Déjà la croissance hésitait en début d’année. Avec 0,2% de croissance au deuxième trimestre selon l’Insee, on n’aura pas le 2% attendu en 2018, mais au mieux 1,7% (Bercy). Puis ce sera autant en 2019 et 1,6% en 2020 (Banque de France). La Banque de France a beau dire que la France est « au-dessus de son potentiel », cette gentillesse technique n’aide pas, d’autant qu’elle ajoute que ceci finira en 2019. 1,6% : c’est notre potage « potentiel », avec un taux de chômage à 8,2%, comme avant la crise !
Voilà de quoi nous inquiéter de la météo, sachant que nous ne sommes pas les seuls. Les psychologies des patrons français rejoignent celles des patrons européens, toujours selon Markit. « Les perspectives de croissance se sont de nouveau repliées au cours du mois (d’août), affaiblies par la plus faible expansion du volume des nouvelles commandes depuis deux ans et par des inquiétudes croissantes quant à l’évolution de la conjoncture économique. » On retrouve les usual suspects : « moindre hausse de la demande sur les marchés étrangers et plus grande aversion pour le risque… le risque de guerres commerciales et les conséquences néfastes de l’imposition de tarifs douaniers, conjugués au Brexit et autres inquiétudes politiques, pesant sur la confiance des entreprises. »

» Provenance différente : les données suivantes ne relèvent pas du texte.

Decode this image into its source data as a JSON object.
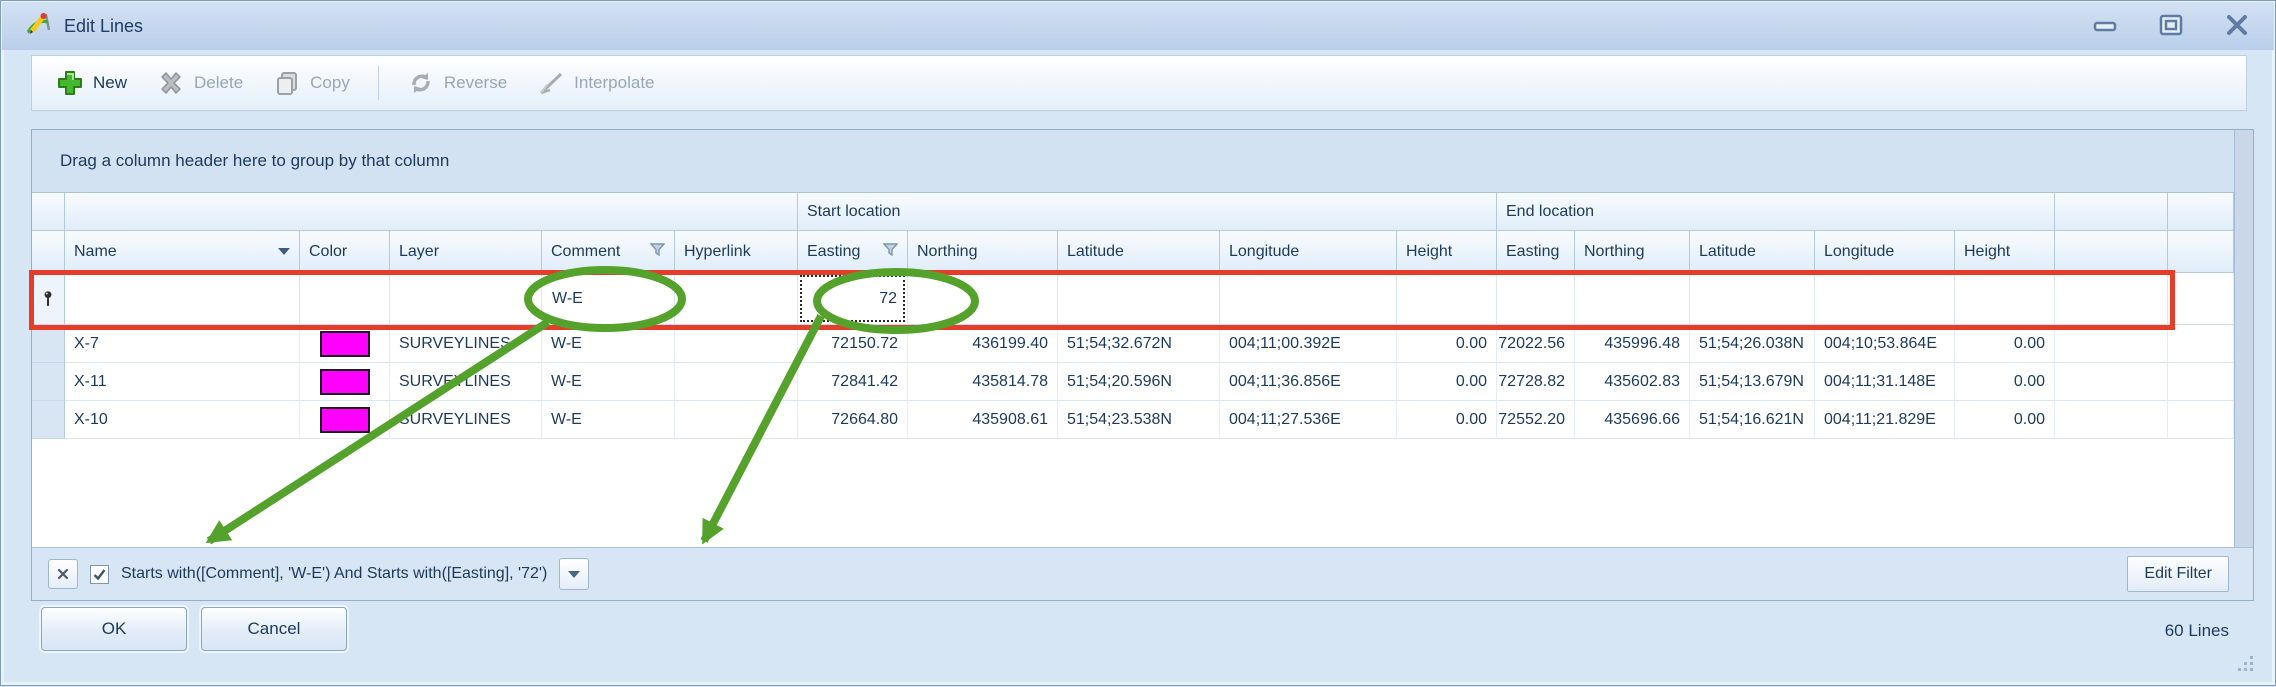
{
  "window": {
    "title": "Edit Lines",
    "controls": {
      "minimize": "minimize",
      "restore": "restore",
      "close": "close"
    }
  },
  "toolbar": {
    "items": [
      {
        "label": "New",
        "icon": "new-plus-icon",
        "enabled": true
      },
      {
        "label": "Delete",
        "icon": "delete-x-icon",
        "enabled": false
      },
      {
        "label": "Copy",
        "icon": "copy-pages-icon",
        "enabled": false
      },
      {
        "type": "separator"
      },
      {
        "label": "Reverse",
        "icon": "reverse-arrows-icon",
        "enabled": false
      },
      {
        "label": "Interpolate",
        "icon": "interpolate-line-icon",
        "enabled": false
      }
    ]
  },
  "grid": {
    "group_panel_text": "Drag a column header here to group by that column",
    "bands": {
      "start": "Start location",
      "end": "End location"
    },
    "columns": [
      {
        "key": "name",
        "label": "Name",
        "sort": true
      },
      {
        "key": "color",
        "label": "Color"
      },
      {
        "key": "layer",
        "label": "Layer"
      },
      {
        "key": "comment",
        "label": "Comment",
        "filtered": true
      },
      {
        "key": "hyperlink",
        "label": "Hyperlink"
      },
      {
        "key": "s_easting",
        "label": "Easting",
        "filtered": true
      },
      {
        "key": "s_northing",
        "label": "Northing"
      },
      {
        "key": "s_latitude",
        "label": "Latitude"
      },
      {
        "key": "s_longitude",
        "label": "Longitude"
      },
      {
        "key": "s_height",
        "label": "Height"
      },
      {
        "key": "e_easting",
        "label": "Easting"
      },
      {
        "key": "e_northing",
        "label": "Northing"
      },
      {
        "key": "e_latitude",
        "label": "Latitude"
      },
      {
        "key": "e_longitude",
        "label": "Longitude"
      },
      {
        "key": "e_height",
        "label": "Height"
      }
    ],
    "filter_row": {
      "comment": "W-E",
      "s_easting": "72"
    },
    "rows": [
      {
        "name": "X-7",
        "color": "#ff00ff",
        "layer": "SURVEYLINES",
        "comment": "W-E",
        "hyperlink": "",
        "start": {
          "easting": "72150.72",
          "northing": "436199.40",
          "latitude": "51;54;32.672N",
          "longitude": "004;11;00.392E",
          "height": "0.00"
        },
        "end": {
          "easting": "72022.56",
          "northing": "435996.48",
          "latitude": "51;54;26.038N",
          "longitude": "004;10;53.864E",
          "height": "0.00"
        }
      },
      {
        "name": "X-11",
        "color": "#ff00ff",
        "layer": "SURVEYLINES",
        "comment": "W-E",
        "hyperlink": "",
        "start": {
          "easting": "72841.42",
          "northing": "435814.78",
          "latitude": "51;54;20.596N",
          "longitude": "004;11;36.856E",
          "height": "0.00"
        },
        "end": {
          "easting": "72728.82",
          "northing": "435602.83",
          "latitude": "51;54;13.679N",
          "longitude": "004;11;31.148E",
          "height": "0.00"
        }
      },
      {
        "name": "X-10",
        "color": "#ff00ff",
        "layer": "SURVEYLINES",
        "comment": "W-E",
        "hyperlink": "",
        "start": {
          "easting": "72664.80",
          "northing": "435908.61",
          "latitude": "51;54;23.538N",
          "longitude": "004;11;27.536E",
          "height": "0.00"
        },
        "end": {
          "easting": "72552.20",
          "northing": "435696.66",
          "latitude": "51;54;16.621N",
          "longitude": "004;11;21.829E",
          "height": "0.00"
        }
      }
    ],
    "filter_panel": {
      "checkbox_checked": true,
      "text": "Starts with([Comment], 'W-E') And Starts with([Easting], '72')",
      "edit_filter_label": "Edit Filter"
    }
  },
  "footer": {
    "ok_label": "OK",
    "cancel_label": "Cancel",
    "status": "60 Lines"
  },
  "annotations": {
    "highlight_color": "#e63d2a",
    "circle_color": "#54a22c"
  }
}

Fragilisée aux côtés d’une Allemagne qui ne comprend pas ce qui lui arrive, la France doit trouver assez de force pour se réformer, avec une météo qui n’aide pas. En effet, chacun va s’accrocher plus encore à ses acquis. Tout s’ajoutera : les critiques des extrêmes et autres opposants, des aigris qui ne se jugent pas assez récompensés, plus les remarques de ceux qui veulent se faire voir, plus les « affaires », anecdotes et autres bugs. La sainte alliance de ceux qui veulent plus de fonctionnaires et de ceux qui en veulent moins, rester dans la zone euro et la quitter, va peser.
Maintenir le cap des réformes à faire pour moderniser le pays, en l’insérant dans la révolution technologique de l’information, est rude. Les entreprises doivent changer, tout comme les administrations ! Il faut que le capitaine devienne plus pédagogue certes, l’équipage plus uni et robuste aussi. « Gouverner c’est choisir » bien sûr, comme disait Mendès France, mais choisir est plus compliqué que jamais, car plus contradictoire que jamais. C’est le long terme par rapport au court terme, dans cette purée de pois !
Expliquer ce qui se passe, avancer et cantonner l’orage avant qu’il ne s’étende : bourses, croissance, chômage, migrants, c’est maintenant. C’est possible, sauf si on croit qu’il suffit d’affaiblir le capitaine, sans avoir de second.